Operose - a. [L. operosus, from opera, operor] Laborious; attended with labor; tedious

It makes me happy to have replacement word for tedious. Don't get me wrong, tedious is a terrific word but tedious things spoken of tediously can be tremendously tiring. (I couldn't resist. I'm in an alliterative mood.) It's a good thing to be your own thesaurus. The more you can swap words within a sentences without changing the meaning, the more freedom you have to set the mood, add to the atmosphere, and clarify your style and voice. And it gives you a huge advantage in Scrabble.

I suspect, though, that Edmund Burke - the Irish statesmen, orator, author, and sundry other things - didn't have time to play Scrabble. He did, however, use our word in two of his addresses. Or he used it twice in the same address.

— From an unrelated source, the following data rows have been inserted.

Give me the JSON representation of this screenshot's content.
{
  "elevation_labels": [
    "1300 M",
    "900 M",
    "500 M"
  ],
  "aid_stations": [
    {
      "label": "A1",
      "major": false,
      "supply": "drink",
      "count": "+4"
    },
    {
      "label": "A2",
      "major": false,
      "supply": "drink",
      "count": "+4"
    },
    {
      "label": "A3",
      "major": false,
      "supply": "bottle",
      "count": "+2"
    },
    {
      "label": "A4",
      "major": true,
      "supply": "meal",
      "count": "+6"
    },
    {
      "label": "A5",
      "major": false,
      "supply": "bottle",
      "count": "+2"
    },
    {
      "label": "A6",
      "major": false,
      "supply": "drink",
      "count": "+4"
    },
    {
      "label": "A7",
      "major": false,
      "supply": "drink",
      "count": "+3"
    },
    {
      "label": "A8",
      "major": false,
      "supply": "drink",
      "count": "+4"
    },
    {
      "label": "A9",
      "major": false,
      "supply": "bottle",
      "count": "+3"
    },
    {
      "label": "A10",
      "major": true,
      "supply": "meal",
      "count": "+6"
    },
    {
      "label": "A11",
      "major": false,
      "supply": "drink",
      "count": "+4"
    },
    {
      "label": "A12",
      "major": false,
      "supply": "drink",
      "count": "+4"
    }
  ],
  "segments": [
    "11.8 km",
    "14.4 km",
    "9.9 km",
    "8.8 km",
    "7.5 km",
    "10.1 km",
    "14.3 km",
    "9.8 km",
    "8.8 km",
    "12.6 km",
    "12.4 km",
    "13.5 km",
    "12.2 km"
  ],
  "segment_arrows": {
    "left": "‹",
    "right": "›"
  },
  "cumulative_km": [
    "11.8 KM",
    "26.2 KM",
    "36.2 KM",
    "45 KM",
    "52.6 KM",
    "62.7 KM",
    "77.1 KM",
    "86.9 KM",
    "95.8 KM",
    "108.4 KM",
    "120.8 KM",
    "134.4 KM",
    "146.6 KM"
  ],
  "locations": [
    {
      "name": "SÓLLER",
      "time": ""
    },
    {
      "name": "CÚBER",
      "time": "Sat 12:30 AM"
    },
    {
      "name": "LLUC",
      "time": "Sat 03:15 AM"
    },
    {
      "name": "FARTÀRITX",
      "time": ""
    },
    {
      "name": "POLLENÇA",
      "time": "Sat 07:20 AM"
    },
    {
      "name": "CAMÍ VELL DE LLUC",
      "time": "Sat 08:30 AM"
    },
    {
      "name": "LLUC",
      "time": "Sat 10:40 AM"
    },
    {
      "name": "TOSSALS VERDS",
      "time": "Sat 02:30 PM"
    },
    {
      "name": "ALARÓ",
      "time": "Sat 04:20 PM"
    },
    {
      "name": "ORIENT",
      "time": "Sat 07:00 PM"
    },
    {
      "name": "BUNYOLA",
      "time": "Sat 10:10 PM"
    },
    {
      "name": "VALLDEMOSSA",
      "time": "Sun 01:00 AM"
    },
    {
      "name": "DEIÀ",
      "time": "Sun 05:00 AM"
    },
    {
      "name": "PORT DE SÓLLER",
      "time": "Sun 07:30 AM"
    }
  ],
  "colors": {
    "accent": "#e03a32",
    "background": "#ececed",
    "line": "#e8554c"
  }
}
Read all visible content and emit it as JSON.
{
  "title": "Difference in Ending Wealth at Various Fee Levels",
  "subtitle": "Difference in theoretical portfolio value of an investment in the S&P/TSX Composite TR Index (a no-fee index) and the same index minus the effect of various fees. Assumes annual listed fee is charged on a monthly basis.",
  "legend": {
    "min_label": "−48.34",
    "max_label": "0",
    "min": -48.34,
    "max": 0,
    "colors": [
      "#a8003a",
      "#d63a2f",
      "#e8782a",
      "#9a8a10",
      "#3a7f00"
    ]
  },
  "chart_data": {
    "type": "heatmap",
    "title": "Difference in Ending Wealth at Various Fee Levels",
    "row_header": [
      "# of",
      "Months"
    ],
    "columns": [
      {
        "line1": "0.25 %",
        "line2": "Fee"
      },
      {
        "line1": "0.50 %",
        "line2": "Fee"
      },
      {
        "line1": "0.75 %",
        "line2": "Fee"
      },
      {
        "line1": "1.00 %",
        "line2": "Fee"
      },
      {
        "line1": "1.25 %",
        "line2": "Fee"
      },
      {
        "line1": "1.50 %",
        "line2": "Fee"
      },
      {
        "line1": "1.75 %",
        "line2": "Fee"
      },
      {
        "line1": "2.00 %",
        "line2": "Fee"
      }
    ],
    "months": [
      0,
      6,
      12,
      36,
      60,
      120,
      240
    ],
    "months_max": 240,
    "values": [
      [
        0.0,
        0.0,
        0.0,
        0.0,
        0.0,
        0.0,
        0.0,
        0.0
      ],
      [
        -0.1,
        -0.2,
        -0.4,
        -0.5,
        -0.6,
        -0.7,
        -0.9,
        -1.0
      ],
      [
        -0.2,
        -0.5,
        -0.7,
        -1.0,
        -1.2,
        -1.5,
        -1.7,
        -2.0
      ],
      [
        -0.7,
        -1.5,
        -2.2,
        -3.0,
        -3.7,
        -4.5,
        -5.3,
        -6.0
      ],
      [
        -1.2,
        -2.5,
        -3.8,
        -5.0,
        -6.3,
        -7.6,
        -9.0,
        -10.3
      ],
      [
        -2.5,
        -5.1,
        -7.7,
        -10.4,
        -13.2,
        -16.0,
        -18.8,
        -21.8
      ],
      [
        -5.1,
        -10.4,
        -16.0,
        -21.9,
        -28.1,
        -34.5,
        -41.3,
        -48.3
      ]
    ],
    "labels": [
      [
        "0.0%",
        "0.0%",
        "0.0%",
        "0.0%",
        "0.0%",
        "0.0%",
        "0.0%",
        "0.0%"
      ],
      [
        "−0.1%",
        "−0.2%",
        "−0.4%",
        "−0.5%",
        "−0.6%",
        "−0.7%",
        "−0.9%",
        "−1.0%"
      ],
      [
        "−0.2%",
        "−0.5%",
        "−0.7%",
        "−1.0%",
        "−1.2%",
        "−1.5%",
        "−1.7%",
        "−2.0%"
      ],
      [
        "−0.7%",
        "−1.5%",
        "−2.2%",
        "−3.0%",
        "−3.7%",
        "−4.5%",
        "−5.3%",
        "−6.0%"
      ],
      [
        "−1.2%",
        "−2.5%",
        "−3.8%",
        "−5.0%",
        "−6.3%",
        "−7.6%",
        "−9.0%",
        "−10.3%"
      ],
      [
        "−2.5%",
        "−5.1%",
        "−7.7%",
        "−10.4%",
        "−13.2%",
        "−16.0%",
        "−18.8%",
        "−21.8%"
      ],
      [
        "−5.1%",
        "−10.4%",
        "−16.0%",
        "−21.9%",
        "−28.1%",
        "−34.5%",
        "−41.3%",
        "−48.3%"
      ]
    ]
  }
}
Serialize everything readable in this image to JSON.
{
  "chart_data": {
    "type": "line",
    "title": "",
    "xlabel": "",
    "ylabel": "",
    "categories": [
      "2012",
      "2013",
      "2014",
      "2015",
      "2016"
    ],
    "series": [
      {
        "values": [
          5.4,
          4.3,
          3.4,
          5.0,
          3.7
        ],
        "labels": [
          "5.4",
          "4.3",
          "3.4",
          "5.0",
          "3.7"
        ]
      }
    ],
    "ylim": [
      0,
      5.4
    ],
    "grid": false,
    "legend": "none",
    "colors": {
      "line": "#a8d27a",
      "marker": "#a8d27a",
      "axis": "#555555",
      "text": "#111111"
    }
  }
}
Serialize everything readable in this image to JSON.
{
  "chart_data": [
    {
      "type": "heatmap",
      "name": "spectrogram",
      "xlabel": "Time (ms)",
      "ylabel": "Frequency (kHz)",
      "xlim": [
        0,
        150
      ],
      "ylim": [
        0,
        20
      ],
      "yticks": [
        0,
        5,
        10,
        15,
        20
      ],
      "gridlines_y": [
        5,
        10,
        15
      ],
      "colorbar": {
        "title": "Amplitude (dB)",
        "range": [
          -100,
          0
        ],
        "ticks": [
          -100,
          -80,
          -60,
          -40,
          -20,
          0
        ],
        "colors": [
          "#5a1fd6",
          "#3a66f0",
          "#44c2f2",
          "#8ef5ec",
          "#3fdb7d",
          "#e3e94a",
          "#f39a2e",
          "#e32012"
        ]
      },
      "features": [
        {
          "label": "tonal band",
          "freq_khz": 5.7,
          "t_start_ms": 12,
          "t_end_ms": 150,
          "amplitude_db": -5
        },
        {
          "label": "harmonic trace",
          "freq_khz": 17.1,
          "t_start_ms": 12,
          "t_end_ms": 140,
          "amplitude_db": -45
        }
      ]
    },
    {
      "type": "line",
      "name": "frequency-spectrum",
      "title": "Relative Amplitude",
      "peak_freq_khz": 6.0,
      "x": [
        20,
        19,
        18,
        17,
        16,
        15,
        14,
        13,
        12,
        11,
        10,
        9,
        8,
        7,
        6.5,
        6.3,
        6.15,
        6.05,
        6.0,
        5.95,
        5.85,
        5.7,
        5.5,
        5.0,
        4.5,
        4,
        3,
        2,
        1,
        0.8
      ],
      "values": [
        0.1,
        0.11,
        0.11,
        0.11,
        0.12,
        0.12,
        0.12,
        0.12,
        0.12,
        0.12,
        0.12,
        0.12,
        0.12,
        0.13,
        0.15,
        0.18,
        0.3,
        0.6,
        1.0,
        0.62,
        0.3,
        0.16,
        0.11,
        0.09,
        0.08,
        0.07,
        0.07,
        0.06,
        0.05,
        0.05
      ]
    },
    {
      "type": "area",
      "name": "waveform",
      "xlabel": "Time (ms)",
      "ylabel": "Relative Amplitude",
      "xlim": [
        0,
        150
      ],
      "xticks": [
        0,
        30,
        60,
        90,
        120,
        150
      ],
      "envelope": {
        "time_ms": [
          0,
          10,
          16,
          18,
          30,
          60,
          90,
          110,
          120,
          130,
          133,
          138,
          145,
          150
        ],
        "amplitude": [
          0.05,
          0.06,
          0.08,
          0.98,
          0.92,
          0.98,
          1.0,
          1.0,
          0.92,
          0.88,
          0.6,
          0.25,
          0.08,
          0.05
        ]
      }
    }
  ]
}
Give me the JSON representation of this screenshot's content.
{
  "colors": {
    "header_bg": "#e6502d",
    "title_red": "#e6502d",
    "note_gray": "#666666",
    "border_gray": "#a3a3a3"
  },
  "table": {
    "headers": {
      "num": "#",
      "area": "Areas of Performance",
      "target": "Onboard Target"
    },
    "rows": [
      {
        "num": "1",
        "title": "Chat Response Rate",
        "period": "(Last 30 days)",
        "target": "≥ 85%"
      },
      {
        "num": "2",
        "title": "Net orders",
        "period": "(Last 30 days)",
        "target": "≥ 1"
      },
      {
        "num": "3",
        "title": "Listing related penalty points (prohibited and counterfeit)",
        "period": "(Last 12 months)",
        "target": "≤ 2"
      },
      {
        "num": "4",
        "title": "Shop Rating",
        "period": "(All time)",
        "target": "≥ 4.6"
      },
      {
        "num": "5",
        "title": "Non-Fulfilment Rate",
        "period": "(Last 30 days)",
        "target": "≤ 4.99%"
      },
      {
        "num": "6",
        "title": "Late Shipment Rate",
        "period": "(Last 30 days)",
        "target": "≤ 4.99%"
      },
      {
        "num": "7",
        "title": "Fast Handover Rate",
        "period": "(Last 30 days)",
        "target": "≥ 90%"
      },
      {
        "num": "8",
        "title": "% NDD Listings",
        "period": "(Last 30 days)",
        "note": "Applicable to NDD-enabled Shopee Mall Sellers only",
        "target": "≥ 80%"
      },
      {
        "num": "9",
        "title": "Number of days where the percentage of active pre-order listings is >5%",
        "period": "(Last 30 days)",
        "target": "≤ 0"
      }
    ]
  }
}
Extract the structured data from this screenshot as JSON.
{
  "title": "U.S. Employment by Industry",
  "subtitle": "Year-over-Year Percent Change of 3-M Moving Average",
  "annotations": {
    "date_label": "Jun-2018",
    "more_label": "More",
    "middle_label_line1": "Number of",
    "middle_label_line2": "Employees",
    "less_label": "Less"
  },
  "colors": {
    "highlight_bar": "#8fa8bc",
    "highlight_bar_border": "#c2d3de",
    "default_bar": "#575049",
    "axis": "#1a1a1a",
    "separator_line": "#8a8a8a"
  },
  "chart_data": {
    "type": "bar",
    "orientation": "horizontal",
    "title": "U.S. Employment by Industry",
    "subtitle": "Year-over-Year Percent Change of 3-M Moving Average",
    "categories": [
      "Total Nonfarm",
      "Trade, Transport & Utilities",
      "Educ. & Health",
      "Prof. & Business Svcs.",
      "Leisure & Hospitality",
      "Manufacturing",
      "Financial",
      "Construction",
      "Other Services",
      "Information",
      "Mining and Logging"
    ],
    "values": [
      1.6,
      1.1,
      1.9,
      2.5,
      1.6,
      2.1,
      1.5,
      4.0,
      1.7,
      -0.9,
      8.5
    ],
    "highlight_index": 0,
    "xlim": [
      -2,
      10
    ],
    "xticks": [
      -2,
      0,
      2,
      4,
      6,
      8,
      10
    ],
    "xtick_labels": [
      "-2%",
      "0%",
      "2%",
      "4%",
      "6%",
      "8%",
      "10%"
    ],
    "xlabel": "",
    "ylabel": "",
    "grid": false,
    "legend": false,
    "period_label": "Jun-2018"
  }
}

I'm not sure.  He changed subjects so many times in The Speeches of the Right Honorable Edmund Burke that I'm not sure where one speech ended and another began. Here is the first time he used it: "We thought, Sir, that the utmost which the discontented colonists could do, was to disturb the authority; we never dreamt they could of themselves supply it; knowing in general what an operose business it is, to establish a government absolutely new." After moving from American colonial politics to economics and accounting, he uses it the second time, saying, "A complex, operose office, of account and and control, is in itself, and even if members of Parliament had nothing to do with it, the most prodigal of all things. The most audacious robberies, or the most subtle frauds, would never venture upon such a waste, as an over-careful, detailed guard against them will infallibly produce."

Lucy Aikin uses the word a bit differently in her Memoirs of the Court of Queen Elizabeth. I was unable to find the full context of this quote. I could only uncover the usage itself, the book title, and the author's name. I wasn't able to read sample pages or search the entire book on GoogleBooks like I normally do. So, your surmises will be as good as mine as to what "they" refers to: "They were conducted on a scale of grandeur and expense which may still surprise; but taste as yet was in its infancy, and the whole was characterized by the unmerciful tediousness, the ludicrous incongruities, and the operose pedantry of a semi-barbarous age."

Obviously, operose has a wide range of appropriate use. It can fit as easily into a regular description as it can into a political treatise or Parliamentary proceedings. So now you have one more word to choose from when faced with describing some wearisome thing :) Onward to the story clip! Assuming I can think of one in the next few minutes...

"Your mother's a calling you, lass," Duncan said, a blast of cold air rushing inside with him. "Best not keep her."

"Aye, I've stayed too long already." I tucked the wool closer around the little ones packed into the bed like newborn kine in straw. "Send for me if they worsen?"

He nodded. I wrapped myself in own wools and was pulling the door closed behind me when he called my name. I turned back, expecting him to be seated by the hearth where I had left him. But he was at the door, his hand on the other side of the handle. I looked up at him while the wind bit at my face.

"I cannot thank you enough. It's an operose thing you've been doing these last days, caring for them."

"Please, Duncan, it's nothing. You know what a joy they are to me, and to all of us."
"I'm still obliged to you, lass."

I smiled at him and he almost smiled in return. Then he shut the door and I hurried home, the blasting highland air for my companion. All these years, and he still called me "lass."